Militant group Hezbollah has said it has fired 200 rockets into Israel in one of its largest barrages yet.
The Iran-backed organisation claimed it launched the attack on ten Israeli military sites using a “squadron of drones”.
Tensions have been boiling around the border between Israel and Lebanon in recent weeks.
The Israeli military said that “numerous projectiles and suspicious aerial targets” had entered its territory, many of which it said were intercepted.
Israel’s ambulance service said there were no casualties reported.
The barrage of rockets is believed to be in retaliation for a strike that killed one of Hezbollah’s senior commanders.
Read more: Furious fighting between Israel and Lebanon is ratcheting up risk of all-out war
Israel’s military acknowledged on Wednesday that it had killed Mohammad Naameh Nasser, who headed one of Hezbollah’s three regional divisions in southern Lebanon, a day earlier.
Mr Nasser, killed by an airstrike near the city of Tyre in southern Lebanon, was one of the most senior Hezbollah commanders to die in the conflict.
Hours after Israel’s acknowledgement of his death, Hezbollah launched scores of Katyusha rockets and Falaq rockets with heavy warheads into northern Israel and the occupied Syrian Golan Heights.
The US and France are continuing to scramble to prevent the skirmishes from spiraling into an all-out war, which they fear could spillover across the Arab world.
The tensions between Israel and Lebanon erupted shortly after the outbreak of the war in Gaza.
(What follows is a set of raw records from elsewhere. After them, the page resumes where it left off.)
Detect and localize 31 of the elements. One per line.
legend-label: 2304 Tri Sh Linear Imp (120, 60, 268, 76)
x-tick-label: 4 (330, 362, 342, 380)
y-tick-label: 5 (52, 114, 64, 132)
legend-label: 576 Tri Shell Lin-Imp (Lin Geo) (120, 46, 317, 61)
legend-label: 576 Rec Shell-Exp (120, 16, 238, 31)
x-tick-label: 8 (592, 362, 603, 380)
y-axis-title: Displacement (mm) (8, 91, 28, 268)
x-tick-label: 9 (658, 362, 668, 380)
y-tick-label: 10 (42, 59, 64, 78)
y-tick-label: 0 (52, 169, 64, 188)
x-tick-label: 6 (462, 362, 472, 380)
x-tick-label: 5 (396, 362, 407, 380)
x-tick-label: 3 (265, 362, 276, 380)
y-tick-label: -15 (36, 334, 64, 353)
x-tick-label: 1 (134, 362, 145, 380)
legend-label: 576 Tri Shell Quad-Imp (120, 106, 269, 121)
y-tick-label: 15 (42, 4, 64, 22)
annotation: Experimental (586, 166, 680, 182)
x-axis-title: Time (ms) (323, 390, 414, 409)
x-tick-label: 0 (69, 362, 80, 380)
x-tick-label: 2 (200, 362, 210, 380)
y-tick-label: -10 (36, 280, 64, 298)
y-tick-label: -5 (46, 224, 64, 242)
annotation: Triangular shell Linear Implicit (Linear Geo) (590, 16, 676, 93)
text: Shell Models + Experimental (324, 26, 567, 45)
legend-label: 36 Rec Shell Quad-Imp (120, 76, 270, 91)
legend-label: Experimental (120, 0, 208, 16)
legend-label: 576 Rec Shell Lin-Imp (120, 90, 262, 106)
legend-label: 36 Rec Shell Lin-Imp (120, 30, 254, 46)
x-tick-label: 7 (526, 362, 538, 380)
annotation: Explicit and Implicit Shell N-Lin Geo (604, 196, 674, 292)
Hezbollah says it is striking Israel in solidarity with Hamas, another Iran-allied group.
The fighting has displaced tens of thousands of people on both sides of the border. In northern Israel, 16 soldiers and 11 civilians have been killed.
In Lebanon, more than 450 people – mostly fighters but also dozens of civilians – have been killed.
Today’s strike comes as Israel’s cabinet is set to reconvene to discuss Hamas’ latest response to a US-backed proposal for a phased ceasefire in Gaza.
The US has rallied world support behind the plan that would see the release of all of the hostages still held by the militant group in return for a lasting truce and the withdrawal of Israeli forces from Gaza. But until now, neither side appears to have fully embraced it.